How many DNA copies are there?
A copy number profile is a description of how many copies are present in the genome of the various pieces of DNA. A normal human genome consists of two copies of each of the chromosomes 1-22, and either two copies of chromosome X (females) or one copy of each of X and Y (males). A cancer genome may lack pieces of the genome (one or both copies) and have more than two copies of other pieces. This results in a non-flat copy number profile (when copy number is plotted against genomic position) and is a very common characteristic of cancer cells. Determining the break points (i.e. the genomic positions where the copy number jumps from one value to another) is called copy number segmentation. It may be posed as a statistical estimation problem, since the actual data obtained from molecular analyses of tumor cells are noisy (i.e. the observed copy number values at two genomic loci will not be identical even if the true copy numbers are identical). Depending on the technology used to obtain the measurements, the observation noise can vary substantially. In addition, most copy number analyses are based on pools of many cancer cells, and the individual cells may be genetically different, resulting in copy number jumps of varying amplitudes reflecting the proportion of cells exhibiting a particular change.

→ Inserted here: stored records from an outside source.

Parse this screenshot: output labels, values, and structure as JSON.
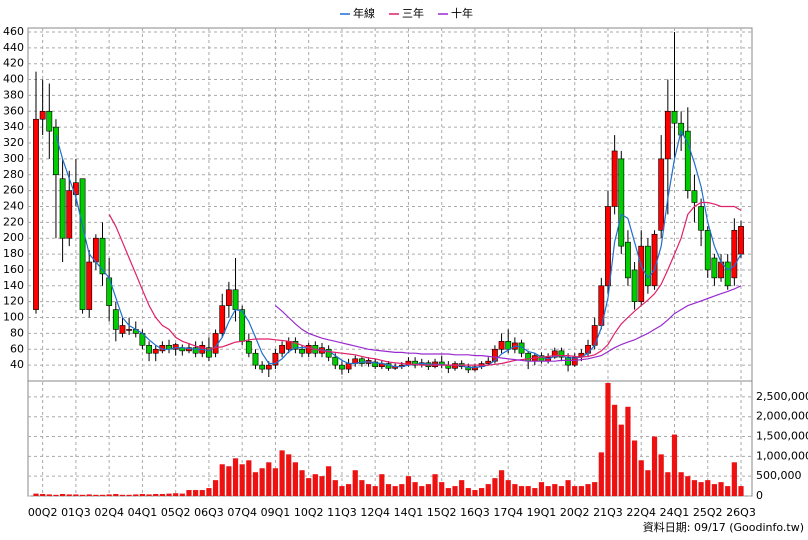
{
  "chart_data": {
    "type": "candlestick",
    "source_note": "資料日期: 09/17  (Goodinfo.tw)",
    "categories": [
      null,
      "00Q2",
      null,
      null,
      null,
      null,
      "01Q3",
      null,
      null,
      null,
      null,
      "02Q4",
      null,
      null,
      null,
      null,
      "04Q1",
      null,
      null,
      null,
      null,
      "05Q2",
      null,
      null,
      null,
      null,
      "06Q3",
      null,
      null,
      null,
      null,
      "07Q4",
      null,
      null,
      null,
      null,
      "09Q1",
      null,
      null,
      null,
      null,
      "10Q2",
      null,
      null,
      null,
      null,
      "11Q3",
      null,
      null,
      null,
      null,
      "12Q4",
      null,
      null,
      null,
      null,
      "14Q1",
      null,
      null,
      null,
      null,
      "15Q2",
      null,
      null,
      null,
      null,
      "16Q3",
      null,
      null,
      null,
      null,
      "17Q4",
      null,
      null,
      null,
      null,
      "19Q1",
      null,
      null,
      null,
      null,
      "20Q2",
      null,
      null,
      null,
      null,
      "21Q3",
      null,
      null,
      null,
      null,
      "22Q4",
      null,
      null,
      null,
      null,
      "24Q1",
      null,
      null,
      null,
      null,
      "25Q2",
      null,
      null,
      null,
      null,
      "26Q3"
    ],
    "up_color": "#ff0000",
    "down_color": "#00cc00",
    "open": [
      110,
      350,
      360,
      340,
      275,
      200,
      255,
      275,
      110,
      170,
      200,
      150,
      110,
      80,
      85,
      85,
      80,
      65,
      55,
      58,
      65,
      60,
      62,
      58,
      62,
      55,
      62,
      55,
      80,
      115,
      135,
      110,
      70,
      55,
      40,
      35,
      40,
      55,
      60,
      70,
      60,
      55,
      65,
      55,
      60,
      50,
      40,
      35,
      42,
      48,
      42,
      44,
      38,
      42,
      36,
      38,
      40,
      45,
      40,
      43,
      38,
      44,
      40,
      36,
      42,
      38,
      34,
      38,
      42,
      45,
      60,
      70,
      60,
      68,
      55,
      45,
      52,
      45,
      50,
      58,
      50,
      40,
      50,
      55,
      65,
      90,
      140,
      240,
      300,
      195,
      160,
      120,
      190,
      140,
      210,
      300,
      360,
      345,
      335,
      260,
      240,
      210,
      175,
      150,
      170,
      150,
      180
    ],
    "high": [
      410,
      400,
      395,
      350,
      300,
      285,
      300,
      275,
      185,
      205,
      220,
      175,
      120,
      100,
      100,
      95,
      85,
      70,
      65,
      70,
      72,
      68,
      66,
      68,
      70,
      70,
      75,
      85,
      130,
      145,
      175,
      115,
      80,
      60,
      45,
      45,
      60,
      70,
      75,
      75,
      65,
      68,
      70,
      68,
      65,
      55,
      45,
      48,
      52,
      50,
      50,
      48,
      46,
      45,
      42,
      44,
      50,
      50,
      48,
      46,
      48,
      52,
      45,
      45,
      46,
      42,
      42,
      45,
      50,
      65,
      80,
      85,
      75,
      72,
      58,
      55,
      56,
      55,
      62,
      62,
      55,
      55,
      60,
      72,
      100,
      150,
      260,
      330,
      310,
      210,
      170,
      210,
      200,
      210,
      330,
      400,
      460,
      360,
      365,
      280,
      250,
      215,
      180,
      180,
      180,
      225,
      222
    ],
    "low": [
      105,
      330,
      300,
      200,
      170,
      190,
      240,
      105,
      100,
      160,
      140,
      95,
      70,
      75,
      78,
      75,
      60,
      45,
      45,
      55,
      55,
      52,
      52,
      55,
      50,
      50,
      45,
      50,
      75,
      100,
      95,
      65,
      50,
      35,
      30,
      25,
      35,
      50,
      55,
      55,
      50,
      50,
      50,
      50,
      45,
      35,
      28,
      30,
      38,
      38,
      38,
      35,
      35,
      33,
      34,
      35,
      38,
      36,
      37,
      34,
      36,
      36,
      30,
      33,
      35,
      30,
      32,
      35,
      40,
      42,
      55,
      55,
      55,
      50,
      35,
      40,
      42,
      42,
      48,
      45,
      32,
      38,
      45,
      50,
      60,
      85,
      130,
      230,
      180,
      140,
      110,
      115,
      130,
      135,
      200,
      230,
      300,
      310,
      250,
      220,
      190,
      150,
      140,
      145,
      135,
      140,
      175
    ],
    "close": [
      350,
      360,
      335,
      280,
      200,
      260,
      270,
      110,
      170,
      200,
      155,
      115,
      85,
      90,
      85,
      80,
      65,
      55,
      60,
      65,
      60,
      66,
      58,
      62,
      55,
      65,
      50,
      80,
      115,
      135,
      110,
      70,
      55,
      40,
      35,
      40,
      55,
      65,
      70,
      60,
      55,
      65,
      55,
      62,
      50,
      40,
      35,
      42,
      48,
      42,
      46,
      38,
      42,
      36,
      38,
      40,
      45,
      40,
      43,
      38,
      44,
      40,
      36,
      42,
      38,
      34,
      38,
      42,
      45,
      60,
      70,
      60,
      68,
      55,
      45,
      52,
      45,
      50,
      58,
      50,
      40,
      50,
      55,
      65,
      90,
      140,
      240,
      310,
      190,
      150,
      120,
      190,
      140,
      205,
      300,
      360,
      345,
      330,
      260,
      245,
      210,
      160,
      150,
      170,
      140,
      210,
      215
    ],
    "series": [
      {
        "name": "年線",
        "color": "#1f6fd0",
        "values": [
          null,
          null,
          null,
          330,
          300,
          275,
          252,
          215,
          180,
          170,
          160,
          150,
          125,
          100,
          90,
          85,
          80,
          72,
          65,
          60,
          60,
          62,
          62,
          61,
          60,
          60,
          58,
          63,
          75,
          95,
          110,
          108,
          95,
          75,
          55,
          42,
          42,
          48,
          57,
          62,
          62,
          62,
          60,
          59,
          58,
          52,
          46,
          42,
          42,
          44,
          44,
          43,
          42,
          40,
          38,
          38,
          40,
          41,
          42,
          41,
          41,
          41,
          40,
          40,
          39,
          37,
          37,
          38,
          40,
          46,
          54,
          59,
          64,
          63,
          57,
          55,
          50,
          48,
          51,
          52,
          49,
          49,
          50,
          55,
          65,
          87,
          125,
          195,
          230,
          225,
          195,
          165,
          150,
          160,
          190,
          250,
          300,
          335,
          320,
          295,
          265,
          220,
          190,
          170,
          160,
          165,
          180
        ]
      },
      {
        "name": "三年",
        "color": "#e0206a",
        "values": [
          null,
          null,
          null,
          null,
          null,
          null,
          null,
          null,
          null,
          null,
          null,
          230,
          215,
          195,
          175,
          155,
          135,
          115,
          100,
          90,
          85,
          75,
          70,
          67,
          64,
          62,
          60,
          62,
          63,
          66,
          69,
          70,
          72,
          73,
          73,
          73,
          72,
          71,
          70,
          68,
          65,
          62,
          60,
          58,
          57,
          56,
          55,
          54,
          53,
          51,
          49,
          48,
          46,
          44,
          43,
          42,
          41,
          41,
          40,
          40,
          40,
          40,
          40,
          40,
          40,
          40,
          40,
          40,
          40,
          41,
          42,
          44,
          46,
          47,
          48,
          49,
          50,
          51,
          52,
          52,
          52,
          51,
          50,
          51,
          53,
          58,
          66,
          80,
          92,
          100,
          108,
          115,
          122,
          130,
          142,
          160,
          180,
          200,
          230,
          240,
          245,
          245,
          243,
          240,
          240,
          240,
          235
        ]
      },
      {
        "name": "十年",
        "color": "#9a2ad0",
        "values": [
          null,
          null,
          null,
          null,
          null,
          null,
          null,
          null,
          null,
          null,
          null,
          null,
          null,
          null,
          null,
          null,
          null,
          null,
          null,
          null,
          null,
          null,
          null,
          null,
          null,
          null,
          null,
          null,
          null,
          null,
          null,
          null,
          null,
          null,
          null,
          null,
          115,
          108,
          100,
          92,
          85,
          80,
          77,
          74,
          72,
          70,
          68,
          66,
          64,
          62,
          60,
          59,
          58,
          57,
          56,
          56,
          55,
          55,
          54,
          54,
          54,
          54,
          54,
          53,
          53,
          53,
          52,
          52,
          51,
          50,
          49,
          48,
          47,
          46,
          45,
          45,
          45,
          45,
          45,
          46,
          46,
          46,
          47,
          48,
          50,
          52,
          57,
          62,
          66,
          69,
          72,
          76,
          80,
          85,
          90,
          97,
          105,
          110,
          115,
          118,
          121,
          124,
          127,
          130,
          133,
          136,
          140
        ]
      }
    ],
    "ylim": [
      20,
      465
    ],
    "yticks": [
      40,
      60,
      80,
      100,
      120,
      140,
      160,
      180,
      200,
      220,
      240,
      260,
      280,
      300,
      320,
      340,
      360,
      380,
      400,
      420,
      440,
      460
    ],
    "grid": true,
    "volume": {
      "color": "#ee1111",
      "values": [
        60000,
        50000,
        40000,
        30000,
        50000,
        40000,
        40000,
        30000,
        40000,
        30000,
        30000,
        40000,
        50000,
        30000,
        30000,
        40000,
        50000,
        40000,
        50000,
        50000,
        60000,
        70000,
        60000,
        150000,
        150000,
        150000,
        200000,
        400000,
        800000,
        750000,
        950000,
        800000,
        900000,
        600000,
        700000,
        850000,
        700000,
        1150000,
        1050000,
        850000,
        650000,
        450000,
        550000,
        500000,
        750000,
        400000,
        250000,
        300000,
        650000,
        400000,
        300000,
        250000,
        550000,
        300000,
        250000,
        300000,
        500000,
        350000,
        250000,
        300000,
        550000,
        350000,
        200000,
        250000,
        400000,
        200000,
        150000,
        200000,
        300000,
        450000,
        650000,
        400000,
        300000,
        250000,
        250000,
        200000,
        350000,
        250000,
        300000,
        250000,
        400000,
        250000,
        250000,
        300000,
        350000,
        1100000,
        2850000,
        2300000,
        1800000,
        2250000,
        1400000,
        900000,
        650000,
        1500000,
        1050000,
        600000,
        1550000,
        600000,
        500000,
        400000,
        350000,
        400000,
        300000,
        350000,
        250000,
        850000,
        250000
      ],
      "ylim": [
        0,
        2900000
      ],
      "yticks": [
        {
          "value": 0,
          "label": "0"
        },
        {
          "value": 500000,
          "label": "500,000"
        },
        {
          "value": 1000000,
          "label": "1,000,000"
        },
        {
          "value": 1500000,
          "label": "1,500,000"
        },
        {
          "value": 2000000,
          "label": "2,000,000"
        },
        {
          "value": 2500000,
          "label": "2,500,000"
        }
      ]
    }
  }
}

Our group has previously developed efficient algorithms for copy number segmentation, in collaboration with researchers in Cambridge, UK, and at Oslo University Hospital. These algorithms, which are implemented in R and available as the Bioconductor package copynumber, have been used and published in a series of applications from our group and others. An important feature of the algorithms (and other algorithms designed for the same purpose) is a smoothing parameter, i.e. a user-defined parameter that controls the sensitivity of the method. With this parameter, the user can tune the algorithms to detect very small deviations in copy number magnitude, or to detect only large deviations in magnitude. A useful default value for this parameter is supplied with the software, but in practice the user may have to adjust the value to obtain optimal results.
The purpose of this master thesis project will be to investigate some strategies for automatic selection of the smoothing parameter. The strategies involve the optimization of a suitable criterion, and a discussion of the merits and disadvantages of the different criteria will be a part of the project. In addition, the segmentation may have to be performed many times with different parameter settings to explore the landscape of possible models; this can be very time consuming and represents a major obstacle against the routine use of such approaches. Finding ways to speed up this process (e.g. through suitable pruning strategies) would seriously affect their applicability.
This project requires no prior knowledge of biology, but some knowledge (or interest) in statistics or mathematics is beneficial.